Cela a été décrit plus récemment par une équipe allemande qui rapporte une réaction anaphylactique après
ingestion de soja.
5/ Une réaction ultérieure sera-t-elle de même intensité que les précédentes ?
En effet la sévérité d’une réaction allergique n’est pas prédite par la gravité de la réaction précédente.
6/ le patient ne fait-il pas déjà un régime d’éviction ?
En effet les réactions sont désagréables et souvent anxiogènes pour le patient qui de lui-même va éviter les
aliments lui ayant entrainé un syndrome oral.
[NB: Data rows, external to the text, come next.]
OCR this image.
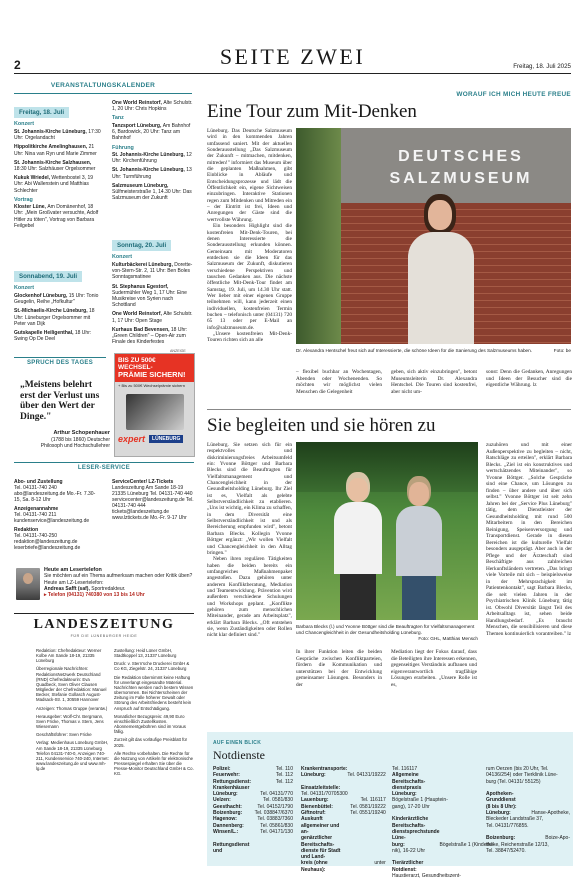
2	SEITE ZWEI	Freitag, 18. Juli 2025
VERANSTALTUNGSKALENDER
Freitag, 18. Juli
Konzert
St. Johannis-Kirche Lüneburg, 17:30 Uhr: Orgelandacht
Hippolitkirche Amelinghausen, 21 Uhr: Nina van Ryn und Marie Zimmer
St. Johannis-Kirche Salzhausen, 18:30 Uhr: Salzhäuser Orgelsommer
Kukuk Wriedel, Wettenbostel 3, 19 Uhr: Abi Wallenstein und Matthias Schlechter
Vortrag
Kloster Lüne, Am Domänenhof, 18 Uhr: „Mein Großvater versuchte, Adolf Hitler zu töten", Vortrag von Barbara Feilgebel
One World Reinstorf, Alte Schulstr. 1, 20 Uhr: Chris Hopkins
Tanz
Tanzsport Lüneburg, Am Bahnhof 6, Bardowick, 20 Uhr: Tanz am Bahnhof
Führung
St. Johannis-Kirche Lüneburg, 12 Uhr: Kirchenführung
St. Johannis-Kirche Lüneburg, 13 Uhr: Turmführung
Salzmuseum Lüneburg, Sülfmeisterstraße 1, 14.30 Uhr: Das Salzmuseum der Zukunft
Sonnabend, 19. Juli
Konzert
Glockenhof Lüneburg, 15 Uhr: Tonio Geugelin, Reihe „Hofkultur"
St.-Michaelis-Kirche Lüneburg, 18 Uhr: Lüneburger Orgelsommer mit Peter van Dijk
Gutskapelle Heiligenthal, 18 Uhr: Swing Op De Deel
Sonntag, 20. Juli
Konzert
Kulturbäckerei Lüneburg, Dorette-von-Stern-Str. 2, 11 Uhr: Ben Boles Sonntagsmatinee
St. Stephanus Egestorf, Sudermühler Weg 1, 17 Uhr: Eine Musikreise von Syrien nach Schottland
One World Reinstorf, Alte Schulstr. 1, 17 Uhr: Open Stage
Kurhaus Bad Bevensen, 18 Uhr: „Green Children" – Open-Air zum Finale des Kinderfestes
SPRUCH DES TAGES
„Meistens belehrt erst der Verlust uns über den Wert der Dinge."
Arthur Schopenhauer
(1788 bis 1860) Deutscher
Philosoph und Hochschullehrer
ANZEIGE
BIS ZU 500€ WECHSEL-
PRÄMIE SICHERN!
+ Bis zu 500€ Wechselprämie sichern
expert	LÜNEBURG
LESER-SERVICE
Abo- und Zustellung
Tel. 04131-740 240 abo@landeszeitung.de Mo.-Fr. 7.30-15, Sa. 8-12 Uhr
Anzeigenannahme
Tel. 04131-740 211 kundenservice@landeszeitung.de
Redaktion
Tel. 04131-740-250 redaktion@landeszeitung.de leserbriefe@landeszeitung.de
ServiceCenter/ LZ-Tickets
Landeszeitung Am Sande 18-19 21335 Lüneburg Tel. 04131-740 440 servicecenter@landeszeitung.de Tel. 04131-740 444 tickets@landeszeitung.de www.lztickets.de Mo.-Fr. 9-17 Uhr
Heute am Lesertelefon
Sie möchten auf ein Thema aufmerksam machen oder Kritik üben? Heute am LZ-Lesertelefon:
Andreas Safft (saf), Sportredakteur.
▸ Telefon (04131) 740380 von 13 bis 14 Uhr
LANDESZEITUNG
FÜR DIE LÜNEBURGER HEIDE
Redaktion: Chefredakteur: Werner Kolbe Am Sande 18-19, 21335 Lüneburg
Überregionale Nachrichten: RedaktionsNetzwerk Deutschland (RND) Chefredakteurin: Eva Quadbeck, Sven Oliver Clausen Mitglieder der Chefredaktion: Manuel Becker, Stefanie Gollasch August-Madsack-Str. 1, 30559 Hannover
Anzeigen: Thomas Gruppe (verantw.)
Herausgeber: Wolf-Chr. Bergmann, Sven Fricke, Thomas v. Stern, Jens Wiesemann
Geschäftsführer: Sven Fricke
Verlag: Medienhaus Lüneburg GmbH, Am Sande 18-19, 21335 Lüneburg Telefon 04131-740-0, Anzeigen 740-211, Kundenservice 740-240, Internet: www.landeszeitung.de und www.mh-lg.de
Zustellung: Heid Lüner GmbH, Stadtkoppel 13, 21337 Lüneburg
Druck: v. Stern'sche Druckerei GmbH & Co KG, Ziegelstr. 24, 21337 Lüneburg
Die Redaktion übernimmt keine Haftung für unverlangt eingesandte Material. Nachrichten werden nach bestem Wissen übernommen. Bei Nichterscheinen der Zeitung im Falle höherer Gewalt oder Störung des Arbeitsfriedens besteht kein Anspruch auf Entschädigung.
Monatlicher Bezugspreis: 49,90 Euro einschließlich Zustellkosten. Abonnementgebühren sind im Voraus fällig.
Zurzeit gilt das vorläufige Preisblatt für 2025.
Alle Rechte vorbehalten. Die Rechte für die Nutzung von Artikeln für elektronische Pressespiegel erhalten Sie über die Presse-Monitor Deutschland GmbH & Co. KG.
WORAUF ICH MICH HEUTE FREUE
Eine Tour zum Mit-Denken

Lüneburg. Das Deutsche Salzmuseum wird in den kommenden Jahren umfassend saniert. Mit der aktuellen Sonderausstellung „Das Salzmuseum der Zukunft – mitmachen, mitdenken, mitreden!" informiert das Museum über die geplanten Maßnahmen, gibt Einblicke in Abläufe und Entscheidungsprozesse und lädt die Öffentlichkeit ein, eigene Sichtweisen einzubringen. Interaktive Stationen regen zum Mitdenken und Mitreden ein – der Eintritt ist frei, Ideen und Anregungen der Gäste sind die wertvollste Währung.

Ein besonders Highlight sind die kostenfreien Mit-Denk-Touren, bei denen Interessierte die Sonderausstellung erkunden können. Gemeinsam mit Moderatoren entdecken sie die Ideen für das Salzmuseum der Zukunft, diskutieren verschiedene Perspektiven und tauschen Gedanken aus. Die nächste öffentliche Mit-Denk-Tour findet am Samstag, 19. Juli, um 14.30 Uhr statt. Wer lieber mit einer eigenen Gruppe teilnehmen will, kann jederzeit einen individuellen, kostenfreien Termin buchen – telefonisch unter (04131) 720 65 13 oder per E-Mail an info@salzmuseum.de.

„Unsere kostenfreien Mit-Denk-Touren richten sich an alle

DEUTSCHES SALZMUSEUM
Dr. Alexandra Hentschel freut sich auf Interessierte, die schöne Ideen für die Sanierung des Salzmuseums haben.	Foto: be
– flexibel buchbar an Wochentagen, Abenden oder Wochenenden. So möchten wir möglichst vielen Menschen die Gelegenheit
geben, sich aktiv einzubringen", betont Museumsleiterin Dr. Alexandra Hentschel. Die Touren sind kostenfrei, aber nicht um-
sonst: Denn die Gedanken, Anregungen und Ideen der Besucher sind die eigentliche Währung. lz
Sie begleiten und sie hören zu

Lüneburg. Sie setzen sich für ein respektvolles und diskriminierungsfreies Arbeitsumfeld ein: Yvonne Böttger und Barbara Blecks sind die Beauftragten für Vielfaltsmanagement und Chancengleichheit in der Gesundheitsholding Lüneburg. Ihr Ziel ist es, Vielfalt als gelebte Selbstverständlichkeit zu etablieren. „Uns ist wichtig, ein Klima zu schaffen, in dem Diversität eine Selbstverständlichkeit ist und als Bereicherung empfunden wird", betont Barbara Blecks. Kollegin Yvonne Böttger ergänzt: „Wir wollen Vielfalt und Chancengleichheit in den Alltag bringen."

Neben ihren regulären Tätigkeiten haben die beiden bereits ein umfangreiches Maßnahmenpaket angestoßen. Dazu gehören unter anderem Konfliktberatung, Mediation und Teamentwicklung. Prävention wird außerdem verschiedene Schulungen und Workshops geplant. „Konflikte gehören zum menschlichen Miteinander, gerade am Arbeitsplatz", erklärt Barbara Blecks. „Oft entstehen sie, wenn Zuständigkeiten oder Rollen nicht klar definiert sind."

Barbara Blecks (l.) und Yvonne Böttger sind die Beauftragten für Vielfaltsmanagement und Chancengleichheit in der Gesundheitsholding Lüneburg.
Foto: GHL, Matthias Mensch
In ihrer Funktion leiten die beiden Gespräche zwischen Konfliktparteien, fördern die Kommunikation und unterstützen bei der Entwicklung gemeinsamer Lösungen. Besonders in der
Mediation liegt der Fokus darauf, dass die Beteiligten ihre Interessen erkennen, gegenseitiges Verständnis aufbauen und eigenverantwortlich tragfähige Lösungen erarbeiten. „Unsere Rolle ist es,
zuzuhören und mit einer Außenperspektive zu begleiten – nicht, Ratschläge zu erteilen", erklärt Barbara Blecks. „Ziel ist ein konstruktives und wertschätzendes Miteinander", so Yvonne Böttger. „Solche Gespräche sind eine Chance, um Lösungen zu finden – über andere und über sich selbst." Yvonne Böttger ist seit zehn Jahren bei der „Service Plus Lüneburg" tätig, dem Dienstleister der Gesundheitsholding mit rund 500 Mitarbeitern in den Bereichen Reinigung, Speisenversorgung und Transportdienst. Gerade in diesen Bereichen ist die kulturelle Vielfalt besonders ausgeprägt. Aber auch in der Pflege und der Ärzteschaft sind Beschäftigte aus zahlreichen Herkunftsländern vertreten. „Das bringt viele Vorteile mit sich – beispielsweise in der Mehrsprachigkeit im Patientenkontakt", sagt Barbara Blecks, die seit vielen Jahren in der Psychiatrischen Klinik Lüneburg tätig ist. Obwohl Diversität längst Teil des Arbeitsalltags ist, sehen beide Handlungsbedarf. „Es braucht Menschen, die sensibilisieren und diese Themen kontinuierlich vorantreiben." lz
AUF EINEN BLICK
Notdienste
Polizei:	Tel. 110
Feuerwehr:	Tel. 112
Rettungsdienst:	Tel. 112
Krankenhäuser	
Lüneburg:	Tel. 04131/770
Uelzen:	Tel. 0581/830
Geesthacht:	Tel. 04152/1790
Boizenburg:	Tel. 038847/6370
Hagenow:	Tel. 03883/7360
Dannenberg:	Tel. 05861/830
Winsen/L.:	Tel. 04171/130

Rettungsdienst und	
Krankentransporte:	
Lüneburg:	Tel. 04131/19222

Einsatzleitstelle:	
Tel. 04131/70705300	
Lauenburg:	Tel. 116117
Bienenbüttel:	Tel. 0581/19222
Giftnotruf:	Tel. 0551/19240
Auskunft allgemeiner und an-	
genärztlicher Bereitschafts-	
dienste für Stadt und Land-	
kreis (ohne Neuhaus):	unter
Tel. 116117	
Allgemeine Bereitschafts-	
dienstpraxis Lüneburg:	
Bögelstraße 1 (Hauptein-	
gang), 17-20 Uhr	

Kinderärztliche Bereitschafts-	
dienstsprechstunde Lüne-	
burg:	Bögelstraße 1 (Kinderkli-
nik), 16-22 Uhr	

Tierärztlicher Notdienst:	
Haustierarzt, Gesundheitszent-	
rum Oerzen (bis 20 Uhr, Tel.	
04136/254) oder Tierklinik Lüne-	
burg (Tel. 04131/ 55125)	

Apotheken-Grunddienst	
(8 bis 8 Uhr):	
Lüneburg:	Hanse-Apotheke,
Bleckeder Landstraße 37,	
Tel. 04131/776855.	

Boizenburg:	Boize-Apo-
theke, Reichenstraße 12/13,	
Tel. 38847/52470.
Il évite les fruits et légumes crus et il est parfois difficile de le
persuader qu’il peut les ingérer cuits sans danger.
En synthèse
Si dans la plus part des cas un syndrome oral n’est pas potentiellement vère il est important de réaliser un
bilan très précis de cette allergie en particulier sur le plan des allergènes moléculaires afin de minimiser tout
risque d’allergie plus sévère. Il est important aussi de prévenir le patient des cofacteurs aggravant.
Si le régime d’éviction strict n’est pas utile, une éviction des aliments crus incrimés sera la plus part du temps
faite par le patient. Des protocoles d’induction de tolérance pourraient être proposés.